Zwerling stumbled upon a way to make radio pay in September 1996, when he agreed to air an infomercial for mineral supplements during ksco 's "prime time": noon weekdays. But instead of selling the airtime to the producer of Dead Doctors Don't Lie, Zwerling asked for half the show's proceeds.
The deal was so profitable that, within six months, Zwerling says, revenue from this "nontraditional" source exceeded that from on-air advertising. He bought satellite time and started selling other stations on Dead Doctors and its revenue-sharing plan. About 130 stations have signed on, and Zwerling is developing programs for other products. "When the big boys discover this concept," he predicts, "it's gonna revolutionize the radio industry."

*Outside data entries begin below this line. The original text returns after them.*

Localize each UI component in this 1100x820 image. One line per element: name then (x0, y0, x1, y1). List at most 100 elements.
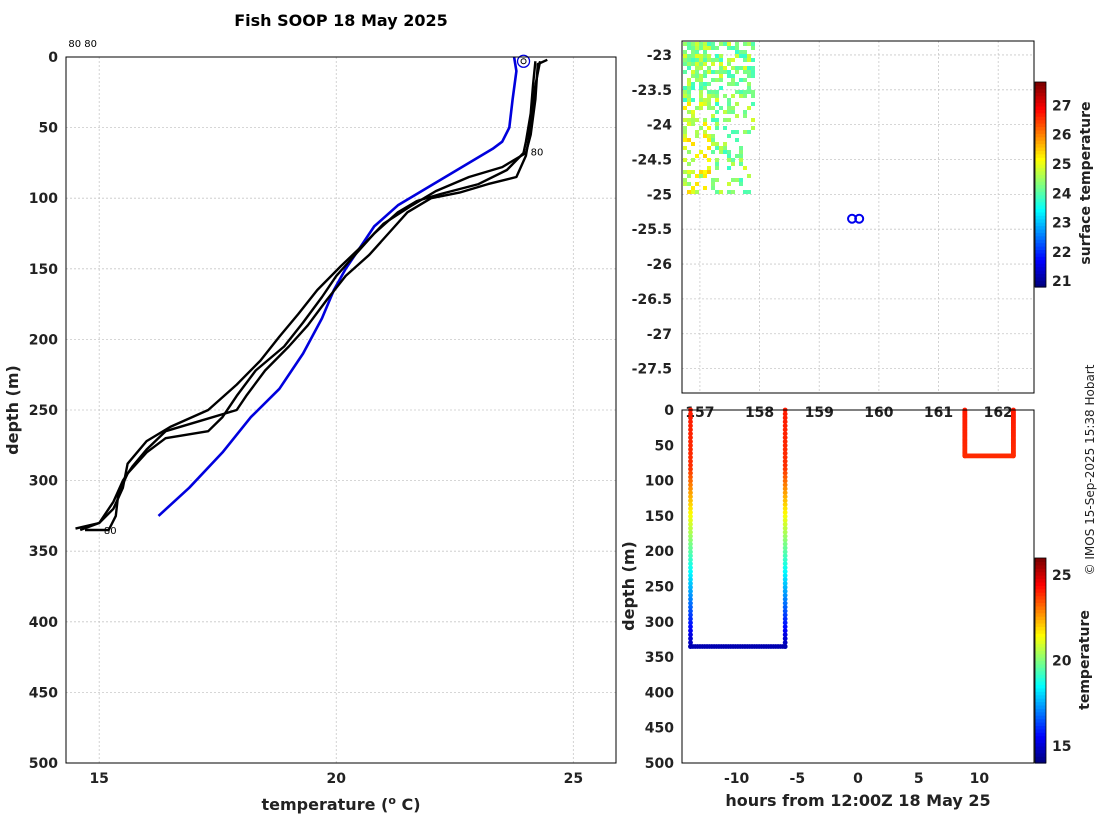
map-sst-cell (691, 86, 695, 90)
colorbar-segment (1035, 653, 1046, 658)
map-sst-cell (683, 50, 687, 54)
map-sst-cell (735, 138, 739, 142)
map-sst-cell (699, 74, 703, 78)
colorbar-segment (1035, 266, 1046, 271)
section-cast-point (782, 573, 788, 578)
map-sst-cell (731, 158, 735, 162)
map-sst-cell (743, 66, 747, 70)
colorbar-segment (1035, 612, 1046, 617)
map-sst-cell (683, 54, 687, 58)
profile-annotation: 80 80 (68, 39, 97, 50)
colorbar-segment (1035, 85, 1046, 90)
colorbar-segment (1035, 249, 1046, 254)
map-sst-cell (711, 106, 715, 110)
map-colorbar-tick: 25 (1052, 157, 1071, 173)
colorbar-segment (1035, 181, 1046, 186)
section-cast-point (782, 514, 788, 519)
map-sst-cell (727, 154, 731, 158)
section-cast-point (782, 486, 788, 492)
map-sst-cell (703, 74, 707, 78)
colorbar-segment (1035, 681, 1046, 686)
colorbar-segment (1035, 208, 1046, 213)
section-cast-point (688, 549, 693, 555)
map-sst-cell (691, 74, 695, 78)
map-colorbar-tick: 21 (1052, 274, 1071, 290)
section-panel: -10 -5 0 5 10050100150200250300350400450500 … (619, 403, 1093, 810)
map-sst-cell (707, 134, 711, 138)
colorbar-segment (1035, 595, 1046, 600)
map-sst-cell (691, 98, 695, 102)
section-cast-point (688, 439, 693, 444)
map-sst-cell (707, 58, 711, 62)
section-colorbar-tick: 20 (1052, 654, 1072, 670)
map-sst-cell (707, 90, 711, 94)
profile-lines (75, 54, 548, 532)
colorbar-segment (1035, 561, 1046, 566)
map-axes-box (681, 40, 1035, 394)
colorbar-segment (1035, 558, 1046, 563)
map-sst-cell (747, 86, 751, 90)
map-sst-cell (683, 86, 687, 90)
map-sst-cell (703, 154, 707, 158)
section-colorbar-label: temperature (1077, 610, 1093, 710)
profile-y-label: depth (m) (3, 365, 22, 455)
colorbar-segment (1035, 215, 1046, 220)
colorbar-segment (1035, 136, 1046, 141)
map-sst-cell (719, 42, 723, 46)
section-cast-point (782, 616, 788, 622)
profile-start-dot (520, 58, 527, 65)
map-sst-cell (699, 42, 703, 46)
map-sst-cell (711, 62, 715, 66)
colorbar-segment (1035, 129, 1046, 134)
y-tick-label: 150 (29, 262, 58, 278)
colorbar-segment (1035, 622, 1046, 627)
map-sst-cell (727, 58, 731, 62)
colorbar-segment (1035, 252, 1046, 257)
map-sst-cell (735, 46, 739, 50)
map-sst-cell (699, 94, 703, 98)
section-cast-point (782, 533, 788, 539)
section-cast-point (688, 498, 693, 504)
section-cast-point (782, 443, 788, 448)
map-sst-cell (687, 42, 691, 46)
map-sst-cell (739, 146, 743, 150)
section-cast-point (688, 415, 693, 421)
section-cast-point (688, 616, 693, 622)
section-cast-point (782, 439, 788, 444)
map-sst-cell (719, 66, 723, 70)
section-cast-point (782, 636, 788, 642)
map-grid (682, 41, 1034, 393)
colorbar-segment (1035, 160, 1046, 165)
map-sst-cell (727, 150, 731, 154)
map-y-tick-label: -25.5 (632, 222, 672, 238)
colorbar-frame (1034, 557, 1047, 764)
map-sst-cell (739, 66, 743, 70)
x-tick-label: 25 (564, 771, 583, 787)
map-sst-cell (699, 174, 703, 178)
map-sst-cell (747, 70, 751, 74)
map-sst-cell (691, 58, 695, 62)
map-x-tick-label: 159 (805, 405, 834, 421)
colorbar-segment (1035, 263, 1046, 268)
colorbar-segment (1035, 650, 1046, 655)
section-cast-point (688, 458, 693, 464)
map-sst-cell (727, 62, 731, 66)
colorbar-segment (1035, 246, 1046, 251)
section-cast-point (782, 612, 788, 618)
map-sst-cell (699, 78, 703, 82)
map-sst-cell (703, 174, 707, 178)
map-sst-cell (715, 102, 719, 106)
map-sst-cell (695, 46, 699, 50)
colorbar-segment (1035, 201, 1046, 206)
colorbar-segment (1035, 191, 1046, 196)
map-sst-cell (703, 58, 707, 62)
map-x-tick-label: 161 (924, 405, 953, 421)
section-cast-point (782, 454, 788, 460)
map-sst-cell (687, 150, 691, 154)
map-sst-cell (731, 74, 735, 78)
colorbar-segment (1035, 636, 1046, 641)
colorbar-segment (1035, 112, 1046, 117)
map-sst-cell (751, 90, 755, 94)
map-sst-cell (747, 66, 751, 70)
map-sst-cell (747, 58, 751, 62)
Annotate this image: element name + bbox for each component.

The consolidation that has already revolutionized the industry hit Zwerling's market hard. The top 10 stations in Monterey/Salinas, Calif., are owned by five major groups (Clear Channel alone has four of the top 10; its 29%-owned Hispanic Broadcasting owns another). There is one independent left in the top 10, classical KBOQ(FM) at No. 5.
But, when purchasing then-dark komy in 1997, Zwerling resolved to keep local programming alive. He shifted ksco's local offerings to komy, which has the weaker signal. About 60% of komy's programming now is local news and talk, while ksco offers mostly syndicated talkers, including those of Rush Limbaugh and Dr. Laura Schlessinger.
komy is "a money-loser-big-time," Zwerling says. "We do it just because we want to, not because it's profitable."